Fasi operates Spring Creek Floral and the Purple Sage Cafe next to Manto's Pizza in Gypsum. The sign on her store says "Floral" but that doesn't tell Fasi's whole story. She's also an accountant, a honey farmer and the owner of The Beardance Ranch Fine Western Collectibles, specializing in saddle and leather restoration as well as finding hard-to-find items such as 100-year-old bits and spurs. Her floral shop is consequently something of a museum, with all kinds of artifacts tucked into every corner among the rest of the artwork she sells.
She's been restoring and collecting since the 1980s, and luxury home designers now seek her services.
"Somehow they found me and started coming to me for their projects around 2006," Fasi said. "Sometimes they have specific things they want me to find and other times I help them with the design."
Fasi said she goes to a lot of auctions and employs a strict financial strategy. It's her curiosity that keeps her going and gives her the patience to restore brittle leather.
"Restoration reveals stories," she said.
She recently acquired a red saddle that was black.
"It was a 90-year-old woman's pony saddle she used when she was a girl," Fasi said. "It was completely rotted and dried, in very bad shape. The night we got it, my husband and I stayed up until 3 a.m. working on it, we were so excited."
It took four cleanings over a month and they discovered the saddle was actually red. Restoring leather properly relies on patience more than anything else.
"I don't ever put a chemical on leather, except maybe leather cleaner," Fasi said. "Sometimes leather is so brittle I have to soak it in water for days. When you can't bend it, leather cleaner would break it. Leather cleaner and preservatives should only be used on it when it's still wet."
Fasi estimates she's restored about 200 saddles. She started in her 20s, mostly with her own stuff because she didn't want to throw it away. Then friends started coming to her with items they wanted restored or things they think she might be interested in, including old paintings.
"I never know what's going to come in the door," she said.
One of Fasi's best discoveries came out of a box of spurs she bought in California.
"My husband teased me for buying a box of junk and then I had my best find in 30 years," she said, taking a single spur off the wall. "This was the only one. It's from the 1800s and is the kind of spur you would see in California Gold Rush photos."

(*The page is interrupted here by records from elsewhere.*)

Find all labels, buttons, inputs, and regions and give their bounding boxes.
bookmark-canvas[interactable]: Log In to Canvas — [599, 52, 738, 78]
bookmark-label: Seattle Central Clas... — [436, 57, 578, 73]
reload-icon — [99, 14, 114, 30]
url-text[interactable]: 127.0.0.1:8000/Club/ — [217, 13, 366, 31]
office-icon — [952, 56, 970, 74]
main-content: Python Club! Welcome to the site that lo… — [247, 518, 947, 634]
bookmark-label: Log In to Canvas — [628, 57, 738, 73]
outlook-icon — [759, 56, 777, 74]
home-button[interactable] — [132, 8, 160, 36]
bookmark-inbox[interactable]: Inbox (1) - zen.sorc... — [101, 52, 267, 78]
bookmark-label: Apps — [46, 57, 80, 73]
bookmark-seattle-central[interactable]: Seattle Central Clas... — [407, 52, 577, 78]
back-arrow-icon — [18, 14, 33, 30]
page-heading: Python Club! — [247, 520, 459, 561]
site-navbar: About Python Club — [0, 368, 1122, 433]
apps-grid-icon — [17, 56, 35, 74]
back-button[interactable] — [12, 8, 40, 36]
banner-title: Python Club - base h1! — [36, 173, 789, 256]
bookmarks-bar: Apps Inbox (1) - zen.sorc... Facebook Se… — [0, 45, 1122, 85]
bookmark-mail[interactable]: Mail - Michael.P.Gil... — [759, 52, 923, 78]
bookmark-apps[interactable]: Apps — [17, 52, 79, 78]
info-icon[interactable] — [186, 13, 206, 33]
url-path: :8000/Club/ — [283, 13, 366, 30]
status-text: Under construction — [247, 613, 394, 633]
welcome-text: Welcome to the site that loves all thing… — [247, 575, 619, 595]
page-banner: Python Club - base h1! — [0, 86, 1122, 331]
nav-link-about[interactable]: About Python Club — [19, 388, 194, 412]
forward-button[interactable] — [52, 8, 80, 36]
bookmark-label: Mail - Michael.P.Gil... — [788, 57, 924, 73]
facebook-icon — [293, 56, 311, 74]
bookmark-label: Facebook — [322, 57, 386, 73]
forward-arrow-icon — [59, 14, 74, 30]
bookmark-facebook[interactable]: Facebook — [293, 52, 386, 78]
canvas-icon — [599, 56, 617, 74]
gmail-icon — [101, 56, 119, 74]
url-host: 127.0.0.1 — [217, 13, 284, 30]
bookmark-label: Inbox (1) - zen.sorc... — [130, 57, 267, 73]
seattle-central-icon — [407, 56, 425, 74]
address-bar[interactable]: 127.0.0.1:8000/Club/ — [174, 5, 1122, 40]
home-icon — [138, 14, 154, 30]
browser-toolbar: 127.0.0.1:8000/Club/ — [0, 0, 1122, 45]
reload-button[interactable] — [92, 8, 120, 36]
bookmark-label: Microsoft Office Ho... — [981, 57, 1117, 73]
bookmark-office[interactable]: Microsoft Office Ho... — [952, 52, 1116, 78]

Fasi dates spurs by their architecture and style.
"Around the 1920s, people started clipping the points off spurs or making them square-ended," she said. "That was probably about the time animal rights started becoming more of a concern. The older spurs just look brutal."
Other prizes of Fasi's include a 300-year-old bit from the Sonora desert and a jail lock from the 1890s. When she gets many of the metal items, they're rusted into obscurity. Lots of careful polishing reveals engraved names and tell-tale designs that give hints about their history.
"If I have my mind on something like TV while I'm polishing it's not so tedious," she said. "I use mineral oil and a little bit of No. 4 Steel Wool and very carefully start scrubbing."
Scrubbing too hard will remove silver or obscure special markings. Fasi uses her judgment on when a piece shouldn't be scrubbed any more.
As for herself, "People will send me a list of what they want to find and that's when I shine," she said.